Aku
berada di kota buruh. Dimana malam dan siang adalah bekerja. Yang ada disini kebanyakan
pendatang. Datang untuk makan. bahkan ada yang datang jualan makan, hanya untuk
makan.
Malam
itu, aku keluar kontrakan, hanya mencari keramaian. Untuk menghilangkan sepi
dengan keadaan.menyusuri setiap jalan. Hanya untuk menghapus kenangan.
Aku
berhenti dibawah rangkaian besi penopang kabel penghantar arus listrik. Namun
sepi hati tak terusik. Hati ini terus berbisik. Aku berada ditengah lalu
lintas.

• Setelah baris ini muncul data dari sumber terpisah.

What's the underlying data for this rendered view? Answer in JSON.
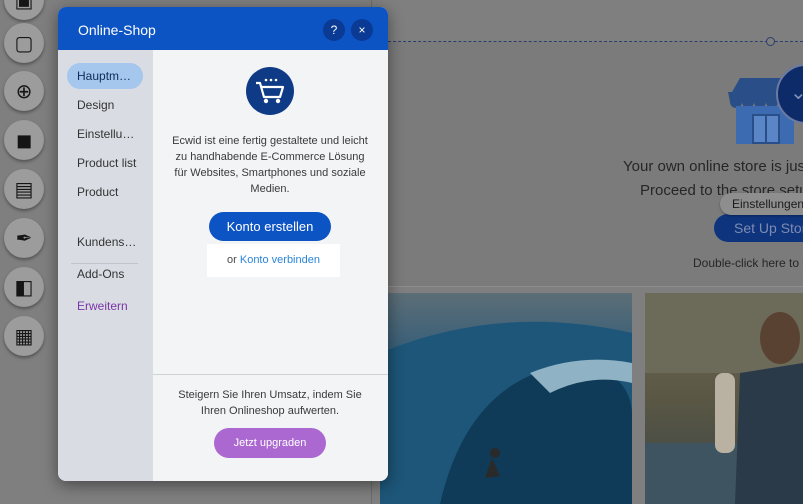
{
  "rail": {
    "tools": [
      {
        "name": "frame-tool-icon",
        "glyph": "▣"
      },
      {
        "name": "strip-tool-icon",
        "glyph": "▢"
      },
      {
        "name": "add-tool-icon",
        "glyph": "⊕"
      },
      {
        "name": "apps-tool-icon",
        "glyph": "◼"
      },
      {
        "name": "media-tool-icon",
        "glyph": "▤"
      },
      {
        "name": "pen-tool-icon",
        "glyph": "✒"
      },
      {
        "name": "bag-tool-icon",
        "glyph": "◧"
      },
      {
        "name": "bookings-tool-icon",
        "glyph": "▦"
      }
    ]
  },
  "dialog": {
    "title": "Online-Shop",
    "help_label": "?",
    "close_label": "×",
    "nav": [
      {
        "label": "Hauptm…",
        "active": true
      },
      {
        "label": "Design"
      },
      {
        "label": "Einstellu…"
      },
      {
        "label": "Product list"
      },
      {
        "label": "Product"
      },
      {
        "label": "Kundens…"
      },
      {
        "label": "Add-Ons"
      },
      {
        "label": "Erweitern",
        "color": "#7b35a6"
      }
    ],
    "description": "Ecwid ist eine fertig gestaltete und leicht zu handhabende E-Commerce Lösung für Websites, Smartphones und soziale Medien.",
    "create_account_label": "Konto erstellen",
    "connect_prefix": "or",
    "connect_link": "Konto verbinden",
    "upsell_text": "Steigern Sie Ihren Umsatz, indem Sie Ihren Onlineshop aufwerten.",
    "upgrade_label": "Jetzt upgraden"
  },
  "canvas": {
    "store_line1": "Your own online store is just",
    "store_line2": "Proceed to the store setu",
    "tooltip": "Einstellungen",
    "setup_button": "Set Up Store",
    "double_click": "Double-click here to g"
  },
  "colors": {
    "dialog_header": "#0c54c3",
    "primary_button": "#0c54c3",
    "upgrade_button": "#aa68d0",
    "link": "#2b84d8"
  }
}
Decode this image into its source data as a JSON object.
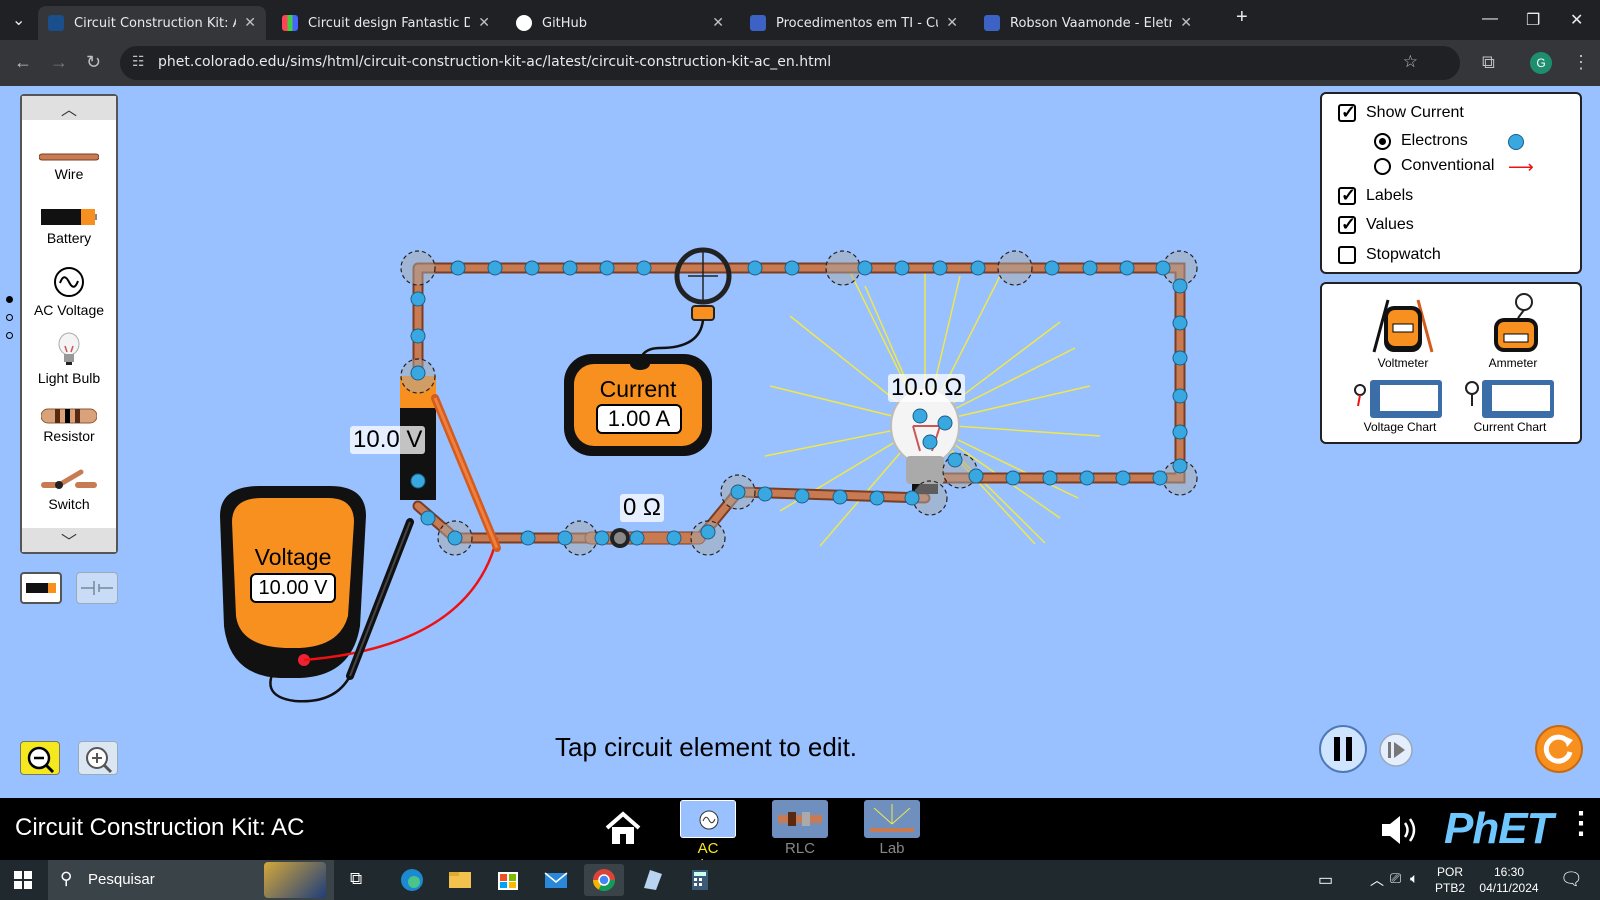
{
  "browser": {
    "tabs": [
      {
        "title": "Circuit Construction Kit: AC",
        "active": true
      },
      {
        "title": "Circuit design Fantastic Densor",
        "active": false
      },
      {
        "title": "GitHub",
        "active": false
      },
      {
        "title": "Procedimentos em TI - Cursos T",
        "active": false
      },
      {
        "title": "Robson Vaamonde - Eletricidad",
        "active": false
      }
    ],
    "new_tab": "+",
    "url": "phet.colorado.edu/sims/html/circuit-construction-kit-ac/latest/circuit-construction-kit-ac_en.html",
    "profile_initial": "G"
  },
  "toolbox": {
    "items": [
      {
        "label": "Wire",
        "icon": "wire-icon"
      },
      {
        "label": "Battery",
        "icon": "battery-icon"
      },
      {
        "label": "AC Voltage",
        "icon": "ac-voltage-icon"
      },
      {
        "label": "Light Bulb",
        "icon": "light-bulb-icon"
      },
      {
        "label": "Resistor",
        "icon": "resistor-icon"
      },
      {
        "label": "Switch",
        "icon": "switch-icon"
      }
    ]
  },
  "options_panel": {
    "show_current": {
      "label": "Show Current",
      "checked": true
    },
    "electrons": {
      "label": "Electrons",
      "selected": true
    },
    "conventional": {
      "label": "Conventional",
      "selected": false
    },
    "labels": {
      "label": "Labels",
      "checked": true
    },
    "values": {
      "label": "Values",
      "checked": true
    },
    "stopwatch": {
      "label": "Stopwatch",
      "checked": false
    }
  },
  "sensors_panel": {
    "voltmeter": "Voltmeter",
    "ammeter": "Ammeter",
    "voltage_chart": "Voltage Chart",
    "current_chart": "Current Chart",
    "voltmeter_screen": "Voltage",
    "ammeter_screen": "Current"
  },
  "circuit": {
    "battery_label": "10.0 V",
    "bulb_label": "10.0 Ω",
    "switch_label": "0 Ω",
    "ammeter": {
      "title": "Current",
      "value": "1.00 A"
    },
    "voltmeter": {
      "title": "Voltage",
      "value": "10.00 V"
    }
  },
  "hint": "Tap circuit element to edit.",
  "navbar": {
    "sim_title": "Circuit Construction Kit: AC",
    "screens": [
      {
        "label": "AC Voltage",
        "active": true
      },
      {
        "label": "RLC",
        "active": false
      },
      {
        "label": "Lab",
        "active": false
      }
    ],
    "brand": "PhET"
  },
  "taskbar": {
    "search_placeholder": "Pesquisar",
    "lang_top": "POR",
    "lang_bottom": "PTB2",
    "time": "16:30",
    "date": "04/11/2024"
  },
  "colors": {
    "sim_bg": "#99c0ff",
    "wire": "#c87a52",
    "electron": "#3aa8e0",
    "meter_body": "#f7901e",
    "accent_yellow": "#f0e84a"
  }
}
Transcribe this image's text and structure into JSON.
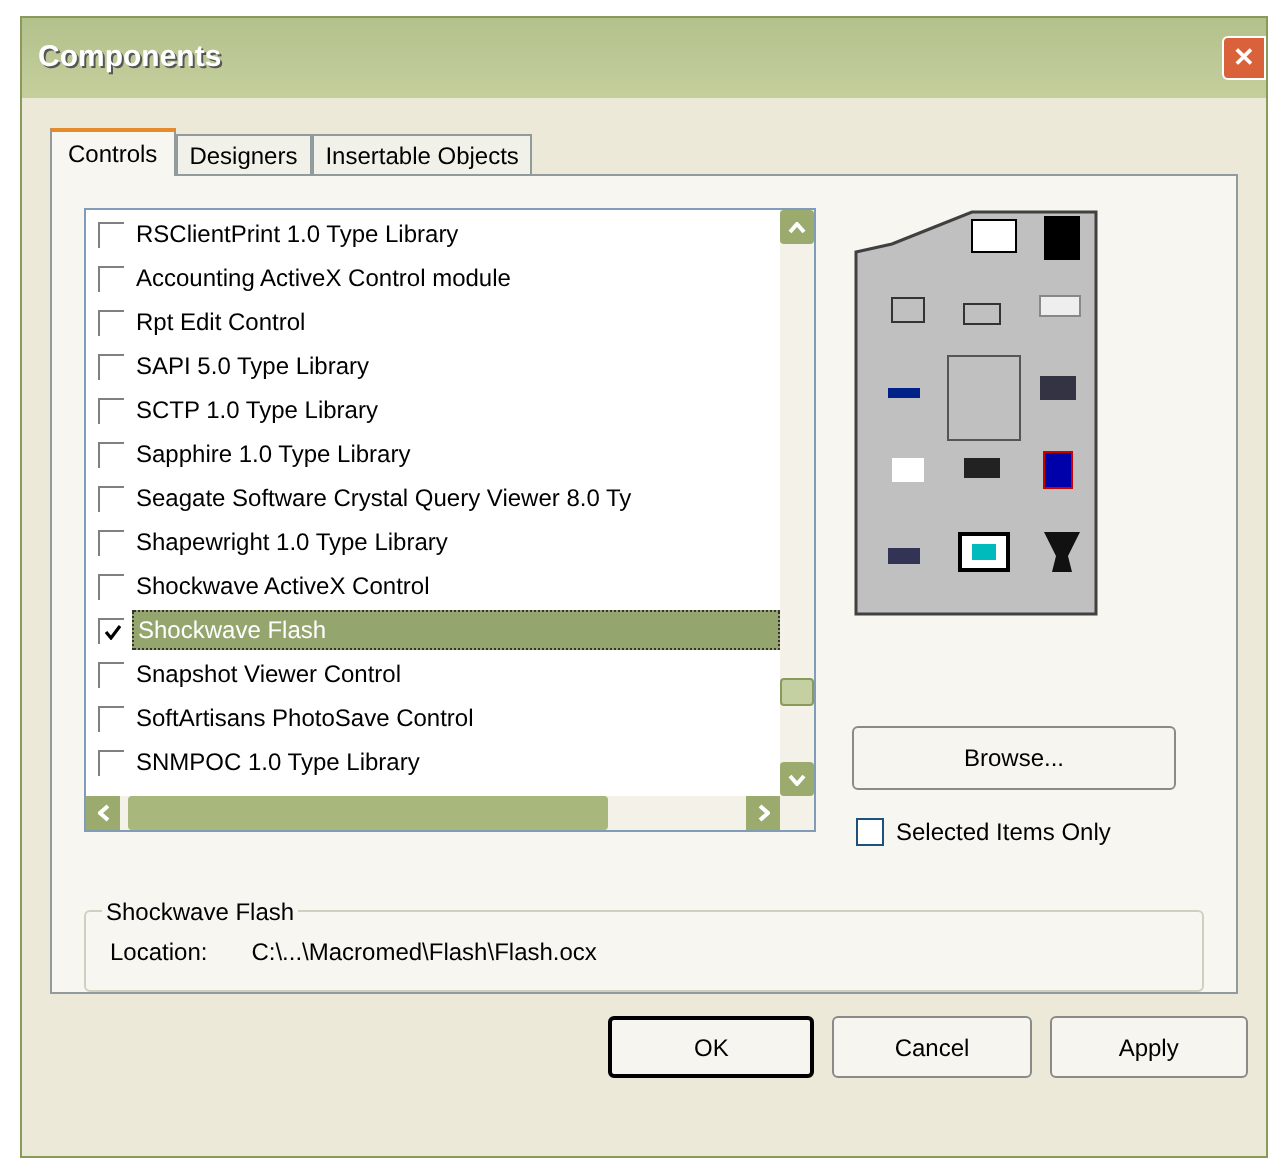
{
  "window": {
    "title": "Components",
    "close": "✕"
  },
  "tabs": [
    {
      "label": "Controls",
      "selected": true
    },
    {
      "label": "Designers",
      "selected": false
    },
    {
      "label": "Insertable Objects",
      "selected": false
    }
  ],
  "list": {
    "items": [
      {
        "label": "RSClientPrint 1.0 Type Library",
        "checked": false,
        "selected": false
      },
      {
        "label": "Accounting ActiveX Control module",
        "checked": false,
        "selected": false
      },
      {
        "label": "Rpt Edit Control",
        "checked": false,
        "selected": false
      },
      {
        "label": "SAPI 5.0 Type Library",
        "checked": false,
        "selected": false
      },
      {
        "label": "SCTP 1.0 Type Library",
        "checked": false,
        "selected": false
      },
      {
        "label": "Sapphire 1.0 Type Library",
        "checked": false,
        "selected": false
      },
      {
        "label": "Seagate Software Crystal Query Viewer 8.0 Ty",
        "checked": false,
        "selected": false
      },
      {
        "label": "Shapewright 1.0 Type Library",
        "checked": false,
        "selected": false
      },
      {
        "label": "Shockwave ActiveX Control",
        "checked": false,
        "selected": false
      },
      {
        "label": "Shockwave Flash",
        "checked": true,
        "selected": true
      },
      {
        "label": "Snapshot Viewer Control",
        "checked": false,
        "selected": false
      },
      {
        "label": "SoftArtisans PhotoSave Control",
        "checked": false,
        "selected": false
      },
      {
        "label": "SNMPOC 1.0 Type Library",
        "checked": false,
        "selected": false
      }
    ]
  },
  "browse_button": "Browse...",
  "selected_only": {
    "label": "Selected Items Only",
    "checked": false
  },
  "details": {
    "title": "Shockwave Flash",
    "location_label": "Location:",
    "location": "C:\\...\\Macromed\\Flash\\Flash.ocx"
  },
  "buttons": [
    {
      "label": "OK",
      "default": true
    },
    {
      "label": "Cancel",
      "default": false
    },
    {
      "label": "Apply",
      "default": false
    }
  ]
}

Antara jalur kanan dan kiri. Aku tak sendiri. Masih ada sejuta pahit
yang mengendap dalam kopi.
Sekadar
melepas lelah, tubuh ini merebah. Bersama rumput serta embun yang kian merekah.
Tanganku bergandeng untuk menopang kepala dan otak yang terus saja berbicara.
Langit malam ini cerah bahkan tak satupun bintang terlihat. Hanya beberapa
kilat. Namun tak terdengar satupun gemuruh suara dari kilat tersebut. Apa malam
ini terlalu bising?
Ya,
memang beberapa roda dua seakan berteriak “minggir, aku ini si kilat. Cepat
adalah segalanya” tak jarang juga mungkin terburu-buru mengejar waktu yang tak
pernah berhenti.
Diatas
roda juga kadang terlihat dua hati sedang berbagi kasih. Berpeluk mesra. Seakan
angin malam adalah alasan peluk itu terjadi. Tak jarang genggaman tangan seolah
bercerita “Dunia, lihatlah aku. Aku cinta dia dan dia begitu pula”
Diseberang
jalan, restoran. Seakan menawarkan kehangatan. Didalamnya manusia berkecukupan
menyantap hidangan. Berpeluk dengan keadaan yang nyaman. Malam mereka mungkin
cerah, Karena lampu restoran yang menyinari.
Disamping
restoran, pedagang kopi hanya menunggu pelanggan. Serta berharap, esok ada
hidangan. Tak jarang pula mereka meratapi lamunan. Ada juga menyalakan api
rokok untuk menghangatkan badan. Malam mereka mungkin cerah, karena lampu jalan
yang menemani.
Seketika
itu aku mengingat seorang teman. Biasanya kami (aku dan Ali Fajari), sepulang
sekolah kami ngobrol kesana-kemari namun diri kita masih ditempat yang sama.
Tidak hanya berdua saja, kami biasanya berempat (tambahan Nely Fidiyaningsih
dan Aulia Nurbaeti), bisa juga berenam (tambahan Anton Krisdiyanto dan Ina Amaliyana). Tak jarang berlima (anton Absen). Kami melihat dan mengomentari
sekitar kota, khususnya depan RSUD Brebes. Itu yang mengajariku, untuk melihat
sekitar.
Ya,
sekitar adalah luas. Dimana saat kau melihat kedepan, kau seakan buta yang ada
di kanan, kiri, belakang, atas dan bawah. Saat mendengar suara juga begitu.
Saat mendengar yang di depan, kau seakan tuli tentang yang di kanan, kiri,
belakang, atas dan bawah. Karena itu tak semua orang yang berkecukupan penuh
bahagia. Dan tak jarang orang ditepi jalan selalu berpeluk dengan kesedihan.
Aku melihat keadaan dengan begitu bebasnya
disini. Karena mereka seolah tak menyadari arti hadirku. Dan aku sadar, aku
melihat mereka karena aku tak mau menatap diriku sendiri. Aku berada dalam
keramaian. Namun masih berpeluk dengan kesepian.
*maaf apabila ada yang salah dalam penulisan nama.